Six percent of revenue is paid as retail commission, ten percent is retained as operational costs and 48 percent is paid in prizes.

== Controversies ==

=== Corruption ===
In 2020, it was reported by GroundUp that people close to senior executives of the National Lottery, including its chairperson Alfred Nevhutanda, had improperly benefited from the charitable distribution fund. The National Lottery responded by initiating criminal charges against the news organisation and a journalist if the stories were not retracted which the National Lottery lost. The stories of corruption and improper benefit resulted in a government investigation of the National Lottery.

In 2024, GroundUp reported that there was a coordinated attack to oust a newly appointed board. MPs from the ANC and EFF in parliament supported those implicated in previous corruption scandals.
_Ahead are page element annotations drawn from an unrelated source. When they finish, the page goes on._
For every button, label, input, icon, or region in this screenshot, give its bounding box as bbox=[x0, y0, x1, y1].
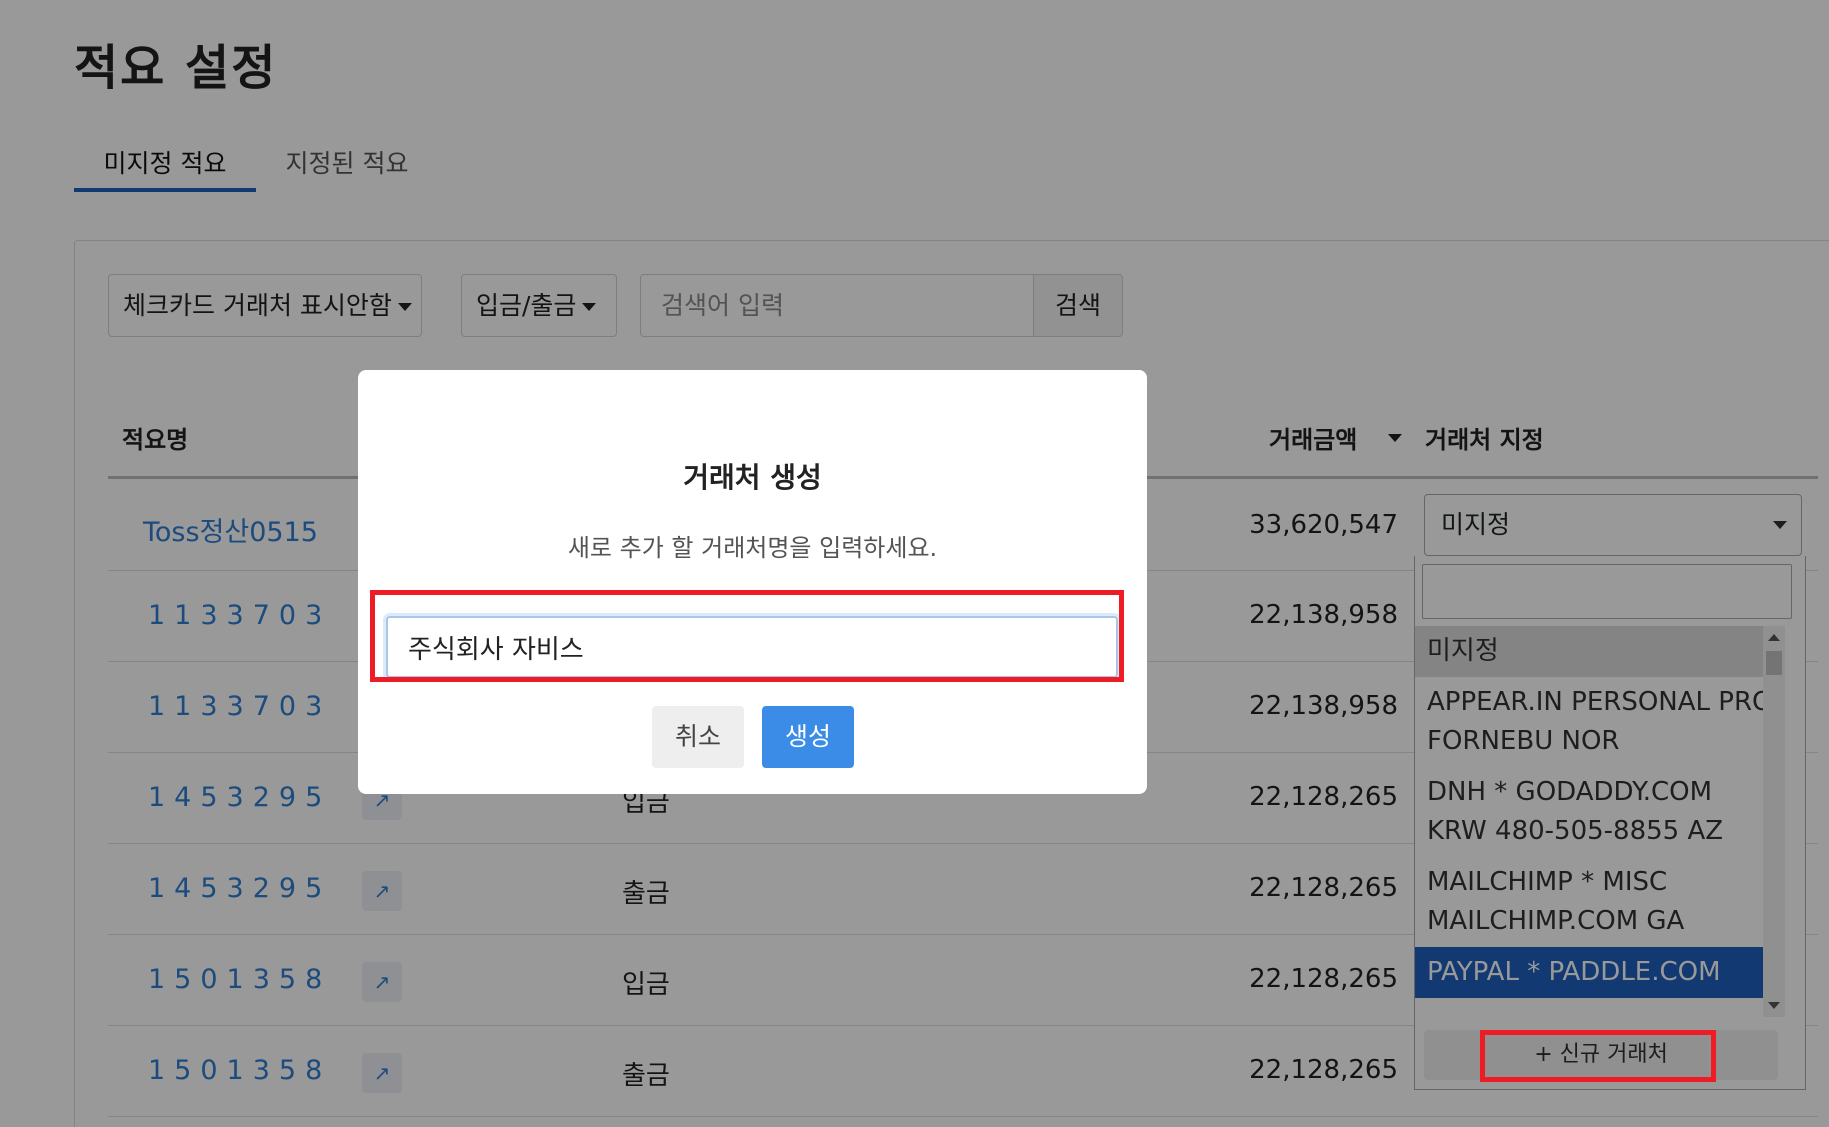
highlight-box-input bbox=[370, 590, 1124, 682]
modal-title: 거래처 생성 bbox=[683, 461, 822, 494]
create-vendor-modal: 거래처 생성 새로 추가 할 거래처명을 입력하세요. 취소 생성 bbox=[358, 370, 1147, 794]
create-button[interactable]: 생성 bbox=[762, 706, 854, 768]
cancel-button[interactable]: 취소 bbox=[652, 706, 744, 768]
modal-subtitle: 새로 추가 할 거래처명을 입력하세요. bbox=[567, 534, 938, 562]
highlight-box-new-vendor bbox=[1480, 1030, 1716, 1082]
The board, led by Commissioner Jodi Scholtz and Barney Pityana, sought to root out corruption in the National Lottery and restore integrity and transparency to the NLC.
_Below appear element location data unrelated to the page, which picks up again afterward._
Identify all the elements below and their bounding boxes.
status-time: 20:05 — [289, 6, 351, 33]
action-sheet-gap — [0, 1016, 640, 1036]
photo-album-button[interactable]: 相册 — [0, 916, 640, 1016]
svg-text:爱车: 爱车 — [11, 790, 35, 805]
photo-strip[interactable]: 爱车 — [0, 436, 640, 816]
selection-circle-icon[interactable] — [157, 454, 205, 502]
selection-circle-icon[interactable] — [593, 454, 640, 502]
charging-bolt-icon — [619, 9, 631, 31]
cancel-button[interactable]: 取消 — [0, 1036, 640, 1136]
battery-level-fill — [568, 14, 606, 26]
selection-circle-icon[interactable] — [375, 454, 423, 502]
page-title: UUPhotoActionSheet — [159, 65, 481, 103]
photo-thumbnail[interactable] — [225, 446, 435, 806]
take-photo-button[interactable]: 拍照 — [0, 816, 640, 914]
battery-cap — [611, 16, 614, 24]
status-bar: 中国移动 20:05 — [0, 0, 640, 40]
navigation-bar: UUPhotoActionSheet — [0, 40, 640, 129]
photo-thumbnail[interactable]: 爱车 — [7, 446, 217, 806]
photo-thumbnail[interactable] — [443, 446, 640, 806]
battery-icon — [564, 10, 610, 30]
==Previous lotteries in South Africa==
The now-defunct homeland of Ciskei established a lottery in 1984 and operated by Score-A-Lot. In 1991 Score-A-Lot was the first Lottery in Africa to operate Video Lottery Terminals (VLT) in Africa and the first totally cashless operation using smart card technology. After lengthy negotiations with South Africa's "Department of Trade and Industry" (DTI) Score-A-Lot closed in Dec 2001

A lottery was established by decree in the former homeland of Transkei in 1989 and operated by Score-A-Lot. In 1991 Score-A-Lot was the first Lottery in Africa to operate Video Lottery Terminals (VLT) in Africa and the first totally cashless operation using smart card technology. After lengthy negotiations with South Africans "Department of Trade and Industry" (DTI) Score-A-Lot closed in Dec 2001

The Natal Lotto (also referred to as the KZN Lotto) was launched in the KwaZulu-Natal province in 1992.
During eight years of operation it raised R869 million and paid R345 million to charities and R448 million in prize money.